The government plans to implement a Prime Minister Electric Drive Revolution in Innovative Vehicle Enhancement (PM E-DRIVE) subsidy for the sale of cargo-class electric three-wheelers (e-3Ws of L5).
But there is a catch. Since the first year’s goal has been met, the Scheme stipulates that the incentives for the second batch of automobiles (which are expected to be for the following year) will be half of the first year’s total and will be limited to ₹25,000 per vehicle, according to businessline sources.

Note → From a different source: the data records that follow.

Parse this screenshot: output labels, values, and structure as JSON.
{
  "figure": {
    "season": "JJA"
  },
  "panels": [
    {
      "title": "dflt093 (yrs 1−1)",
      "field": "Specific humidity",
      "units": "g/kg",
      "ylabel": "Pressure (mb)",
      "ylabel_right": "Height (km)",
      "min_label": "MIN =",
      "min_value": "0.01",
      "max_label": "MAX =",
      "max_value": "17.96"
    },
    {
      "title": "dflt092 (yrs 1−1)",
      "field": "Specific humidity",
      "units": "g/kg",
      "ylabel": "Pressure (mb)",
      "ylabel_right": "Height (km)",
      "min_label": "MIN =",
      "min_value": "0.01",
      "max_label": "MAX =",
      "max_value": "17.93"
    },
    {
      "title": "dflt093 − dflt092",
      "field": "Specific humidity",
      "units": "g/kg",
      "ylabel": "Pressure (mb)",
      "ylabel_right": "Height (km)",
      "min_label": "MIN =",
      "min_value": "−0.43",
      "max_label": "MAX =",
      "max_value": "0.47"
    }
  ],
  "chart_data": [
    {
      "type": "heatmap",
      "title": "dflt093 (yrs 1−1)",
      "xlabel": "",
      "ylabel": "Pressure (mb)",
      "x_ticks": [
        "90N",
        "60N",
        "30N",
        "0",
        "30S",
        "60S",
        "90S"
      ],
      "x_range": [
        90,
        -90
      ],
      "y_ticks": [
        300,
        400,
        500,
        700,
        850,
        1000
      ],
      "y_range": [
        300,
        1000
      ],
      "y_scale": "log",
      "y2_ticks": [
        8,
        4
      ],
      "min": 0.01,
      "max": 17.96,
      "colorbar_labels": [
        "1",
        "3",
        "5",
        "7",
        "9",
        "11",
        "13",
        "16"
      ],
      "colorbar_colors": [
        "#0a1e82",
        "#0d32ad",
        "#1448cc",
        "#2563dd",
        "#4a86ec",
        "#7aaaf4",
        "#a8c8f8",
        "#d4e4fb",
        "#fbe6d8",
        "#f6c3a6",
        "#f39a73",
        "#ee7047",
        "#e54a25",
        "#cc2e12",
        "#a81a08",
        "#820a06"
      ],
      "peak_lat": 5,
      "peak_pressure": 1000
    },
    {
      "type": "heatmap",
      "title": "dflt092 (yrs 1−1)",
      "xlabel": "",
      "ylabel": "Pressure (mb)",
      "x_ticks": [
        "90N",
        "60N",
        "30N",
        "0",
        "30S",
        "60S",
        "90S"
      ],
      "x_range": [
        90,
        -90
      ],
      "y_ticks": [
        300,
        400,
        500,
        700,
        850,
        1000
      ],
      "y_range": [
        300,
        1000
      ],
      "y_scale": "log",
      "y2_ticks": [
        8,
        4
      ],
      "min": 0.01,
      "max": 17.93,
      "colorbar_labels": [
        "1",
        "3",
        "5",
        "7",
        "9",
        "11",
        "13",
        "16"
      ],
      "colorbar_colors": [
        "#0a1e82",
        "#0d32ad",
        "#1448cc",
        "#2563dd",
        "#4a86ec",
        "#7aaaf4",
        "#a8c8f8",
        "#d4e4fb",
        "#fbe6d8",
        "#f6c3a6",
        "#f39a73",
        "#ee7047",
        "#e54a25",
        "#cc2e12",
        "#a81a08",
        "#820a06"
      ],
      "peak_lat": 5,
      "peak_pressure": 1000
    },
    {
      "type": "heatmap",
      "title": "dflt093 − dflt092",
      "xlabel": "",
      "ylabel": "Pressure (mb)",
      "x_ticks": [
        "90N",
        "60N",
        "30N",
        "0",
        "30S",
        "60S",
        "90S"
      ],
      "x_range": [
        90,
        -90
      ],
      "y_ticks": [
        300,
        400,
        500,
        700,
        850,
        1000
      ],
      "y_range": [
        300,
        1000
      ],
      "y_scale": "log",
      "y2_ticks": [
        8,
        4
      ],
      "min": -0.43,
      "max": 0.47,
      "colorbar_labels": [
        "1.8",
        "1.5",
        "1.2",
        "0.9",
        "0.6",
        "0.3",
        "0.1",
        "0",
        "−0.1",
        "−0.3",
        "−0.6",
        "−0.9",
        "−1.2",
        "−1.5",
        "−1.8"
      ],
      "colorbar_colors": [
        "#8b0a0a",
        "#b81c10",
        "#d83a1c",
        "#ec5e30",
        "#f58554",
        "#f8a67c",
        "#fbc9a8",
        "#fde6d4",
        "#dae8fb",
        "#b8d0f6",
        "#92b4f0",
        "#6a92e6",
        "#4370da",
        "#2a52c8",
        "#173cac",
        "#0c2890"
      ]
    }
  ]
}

A reduced rate of ₹2,500 per kWh, capped at ₹25,000 per vehicle, subject to a limit of 1,24,846 units, will be available to e-3Ws L5 registered on the Vahan (Ministry of Transport) portal after the cutoff date, (when approximately the first 80,546 number was reached), according to the sources.
“As of November 8, 2024, the incentive that was previously accessible for the 1,24,846 e-3Ws L5 for FY2025-26 from April 2025 is now available”. According to a Ministry of Heavy Industries (MHI) official, the cap of 1,24,846 e-3W L5 vehicles, which was previously applicable for e-3W L5 registration in FY2025-26, would now apply from November 2024 (the cutoff date) until the goal number of vehicles is attained, but no later than March 31, 2026.
Similar to this, the goal of 10,64,000 electric two-wheelers (e-2Ws) for FY2024–2025 is probably going to be reached by mid-February 2025.
The official stated that a draft letter has been sent to all original equipment manufacturers (OEMs) eligible under the Scheme. “Once this target is reached, the subsidy shall be reduced from the cutoff date as per the rates applicable for FY2025-26 that is ₹2,500 per kWh, capped at ₹5,000 per vehicle,” the official said.